Душа человека в нашей общественной сумятице оказывалась без присмотра, да и не интересна. Интереснее сатирически изобразить политбюро или кошмары быта – отсюда чернушная литература, где внешняя обстановка не просто фон нашей жизни, а смысл произведения, хорошая пожива для литературно-общественной публицистики. Поэтому «Два дома» не знали, куда отнести, по какой рубрике. А это был вполне реалистический текст о душе и ее мытарствах. Ведь, несмотря ни на что, жизнь продолжалась, люди любили друг друга, рождались дети, росли и, слава Богу, читали книги, которые строили их душу. Ведь подлинный реализм рожден интуицией христианства, которое говорит нам, что рая на Земле не бывает, что «сей мир» подвластен злу, но человек все равно должен учиться сохранять спокойное достоинство, ибо награда человеку (и художнику в том числе) будет дана в мире ином.
Главное, что я вынес из своей семьи, кредо, которое там сформировалось, что стремиться к успеху и славе неприлично, что главное – это быть верным себе, пытаться точно передать, что ты чувствуешь и думаешь. Это главное, а не признание современников. Повторю, я никогда не писал с ориентацией на какой-либо слой, на некоего читателя. Я писал только для себя, понимая, что если я точен в своих словах, дошел до некоего дна, то там, как говорил Лев Толстой, находится нечто, что присуще всем думающим людям. И они рады это общее найти. А такие люди были всегда. Да и постмодернизм, ломавший эстетические и духовные ценности, пытавшийся обратить их в ничто, кажется, начинает публике надоедать. Более того, последние годы я все чаще слышу о людях, которым интересна моя проза. Не говоря уж о студентах, которые любят своего профессора (как мне кажется) и его писания, могу процитировать письмо, которое недавно получил от одной современной писательницы по поводу своей последней книги «Наливное яблоко», где важнейшее место занимали «100 долларов» и «Смерть пенсионера». Имени называть не имею права, но за подлинность текста ручаюсь: «Я читаю, оторваться не могу, хотя поначалу раскачивалась и даже фыркала, привыкая к Вашему особенному, неторопливому ходу, к ровному голосу, но сейчас вдруг поняла, что мастерство такого уровня имеет право на неспешность, на скрытые токи и как бы упрятанный в глубину темперамент. Спасибо».
Писатель – должность независимая. Никто не назначит, никто не уволит.
Европейцы и американцы пишут, чтоб прославиться, а в результате заработать денег. Пафос Мартина Идена и, наверно, самого Джека Лондона. Мечтал ли я о славе? Честно говоря, не очень. Может, к старости заметят, определят твой масштаб. Но хотелось так, чтоб миновать всяческие литературные кухни. Думал ли о деньгах? Тоже нет. Может, поэтому никогда мое писательство не принесло ни разу ощутимого заработка. На литературные доходы жить не пришлось ни разу.

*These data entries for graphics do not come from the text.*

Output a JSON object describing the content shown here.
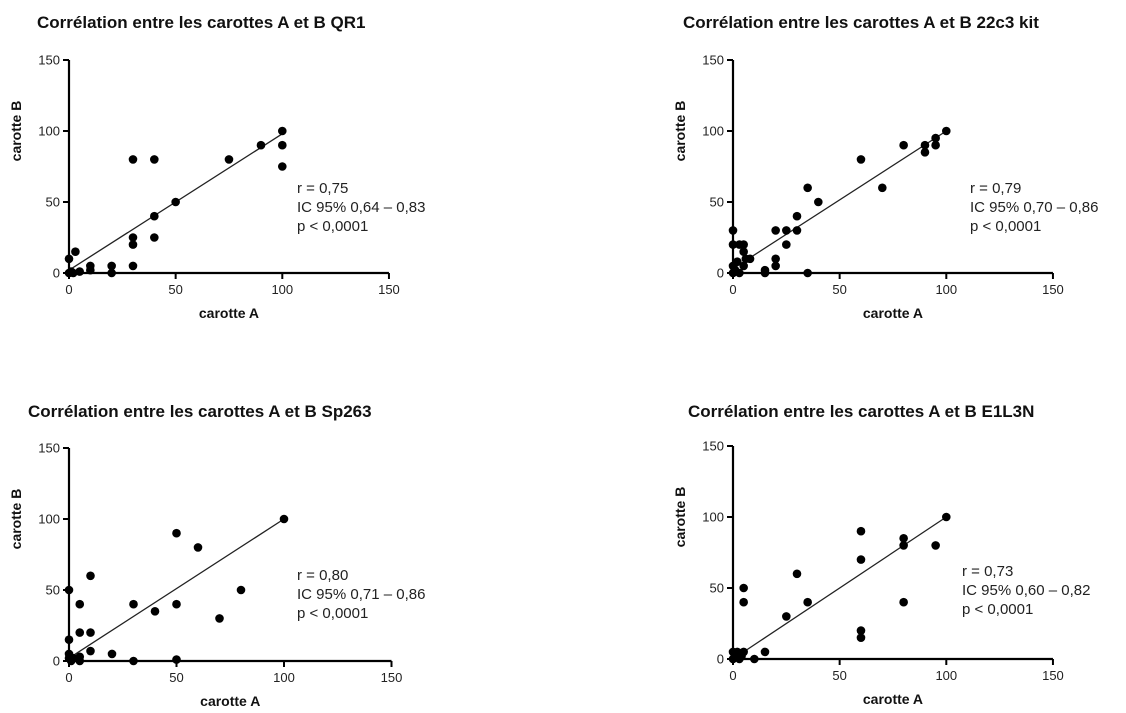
{
  "chart_data": [
    {
      "type": "scatter",
      "title": "Corrélation entre les carottes A et B QR1",
      "xlabel": "carotte A",
      "ylabel": "carotte B",
      "xlim": [
        0,
        150
      ],
      "ylim": [
        0,
        150
      ],
      "xticks": [
        "0",
        "50",
        "100",
        "150"
      ],
      "yticks": [
        "0",
        "50",
        "100",
        "150"
      ],
      "points": [
        [
          0,
          0
        ],
        [
          1,
          1
        ],
        [
          2,
          0
        ],
        [
          3,
          15
        ],
        [
          0,
          10
        ],
        [
          5,
          1
        ],
        [
          10,
          2
        ],
        [
          10,
          5
        ],
        [
          20,
          0
        ],
        [
          20,
          5
        ],
        [
          30,
          5
        ],
        [
          30,
          20
        ],
        [
          30,
          25
        ],
        [
          30,
          80
        ],
        [
          40,
          80
        ],
        [
          40,
          25
        ],
        [
          40,
          40
        ],
        [
          50,
          50
        ],
        [
          75,
          80
        ],
        [
          90,
          90
        ],
        [
          100,
          100
        ],
        [
          100,
          90
        ],
        [
          100,
          75
        ]
      ],
      "fit_line": [
        [
          0,
          2
        ],
        [
          100,
          98
        ]
      ],
      "stats": [
        "r = 0,75",
        "IC 95% 0,64 – 0,83",
        "p < 0,0001"
      ]
    },
    {
      "type": "scatter",
      "title": "Corrélation entre les carottes A et B 22c3 kit",
      "xlabel": "carotte A",
      "ylabel": "carotte B",
      "xlim": [
        0,
        150
      ],
      "ylim": [
        0,
        150
      ],
      "xticks": [
        "0",
        "50",
        "100",
        "150"
      ],
      "yticks": [
        "0",
        "50",
        "100",
        "150"
      ],
      "points": [
        [
          0,
          30
        ],
        [
          0,
          20
        ],
        [
          0,
          5
        ],
        [
          0,
          0
        ],
        [
          1,
          2
        ],
        [
          2,
          8
        ],
        [
          3,
          20
        ],
        [
          3,
          0
        ],
        [
          5,
          5
        ],
        [
          5,
          20
        ],
        [
          5,
          15
        ],
        [
          6,
          10
        ],
        [
          8,
          10
        ],
        [
          15,
          0
        ],
        [
          15,
          2
        ],
        [
          20,
          5
        ],
        [
          20,
          10
        ],
        [
          20,
          30
        ],
        [
          25,
          20
        ],
        [
          25,
          30
        ],
        [
          30,
          30
        ],
        [
          30,
          40
        ],
        [
          35,
          60
        ],
        [
          35,
          0
        ],
        [
          40,
          50
        ],
        [
          60,
          80
        ],
        [
          70,
          60
        ],
        [
          80,
          90
        ],
        [
          90,
          90
        ],
        [
          90,
          85
        ],
        [
          95,
          90
        ],
        [
          95,
          95
        ],
        [
          100,
          100
        ]
      ],
      "fit_line": [
        [
          0,
          3
        ],
        [
          100,
          100
        ]
      ],
      "stats": [
        "r = 0,79",
        "IC 95% 0,70 – 0,86",
        "p < 0,0001"
      ]
    },
    {
      "type": "scatter",
      "title": "Corrélation entre les carottes A et B Sp263",
      "xlabel": "carotte A",
      "ylabel": "carotte B",
      "xlim": [
        0,
        150
      ],
      "ylim": [
        0,
        150
      ],
      "xticks": [
        "0",
        "50",
        "100",
        "150"
      ],
      "yticks": [
        "0",
        "50",
        "100",
        "150"
      ],
      "points": [
        [
          0,
          50
        ],
        [
          0,
          15
        ],
        [
          0,
          5
        ],
        [
          0,
          2
        ],
        [
          1,
          0
        ],
        [
          2,
          2
        ],
        [
          5,
          0
        ],
        [
          5,
          3
        ],
        [
          5,
          40
        ],
        [
          5,
          20
        ],
        [
          10,
          20
        ],
        [
          10,
          60
        ],
        [
          10,
          7
        ],
        [
          20,
          5
        ],
        [
          30,
          0
        ],
        [
          30,
          40
        ],
        [
          40,
          35
        ],
        [
          50,
          90
        ],
        [
          50,
          40
        ],
        [
          50,
          1
        ],
        [
          60,
          80
        ],
        [
          70,
          30
        ],
        [
          80,
          50
        ],
        [
          100,
          100
        ]
      ],
      "fit_line": [
        [
          0,
          2
        ],
        [
          100,
          100
        ]
      ],
      "stats": [
        "r = 0,80",
        "IC 95% 0,71 – 0,86",
        "p < 0,0001"
      ]
    },
    {
      "type": "scatter",
      "title": "Corrélation entre les carottes A et B E1L3N",
      "xlabel": "carotte A",
      "ylabel": "carotte B",
      "xlim": [
        0,
        150
      ],
      "ylim": [
        0,
        150
      ],
      "xticks": [
        "0",
        "50",
        "100",
        "150"
      ],
      "yticks": [
        "0",
        "50",
        "100",
        "150"
      ],
      "points": [
        [
          0,
          5
        ],
        [
          0,
          0
        ],
        [
          1,
          2
        ],
        [
          2,
          5
        ],
        [
          3,
          0
        ],
        [
          4,
          2
        ],
        [
          5,
          50
        ],
        [
          5,
          40
        ],
        [
          5,
          5
        ],
        [
          10,
          0
        ],
        [
          15,
          5
        ],
        [
          25,
          30
        ],
        [
          30,
          60
        ],
        [
          35,
          40
        ],
        [
          60,
          90
        ],
        [
          60,
          70
        ],
        [
          60,
          20
        ],
        [
          60,
          15
        ],
        [
          80,
          85
        ],
        [
          80,
          80
        ],
        [
          80,
          40
        ],
        [
          95,
          80
        ],
        [
          100,
          100
        ]
      ],
      "fit_line": [
        [
          0,
          0
        ],
        [
          100,
          100
        ]
      ],
      "stats": [
        "r = 0,73",
        "IC 95% 0,60 – 0,82",
        "p < 0,0001"
      ]
    }
  ]
}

Уважая оппонентов режима, относиться к нему всерьез я уже не мог. Более того, нормальная (то есть трудная, тяжелая, всякая) человеческая жизнь казалась более важным предметом для размышления и изображения, нежели власть имущие и их приспешники (разве что на факультативных правах). Я режима побаивался, но сущностного смысла в нем не находил. Выдохся за годы этот смысл, ничего не осталось. Гораздо важнее, мне думалось, понять сущность той нашей жизни, в которой мы жили, расплачиваясь душами за свое время. И я писал о том, что видел и чувствовал. Ведь жизнь пробивалась сквозь прогнившие прутья советской клетки. Но существовала, конечно, в ее терминах и стилистике. Эту метафизическую стилистику тех лет, вырастающую из быта, я и хотел уловить.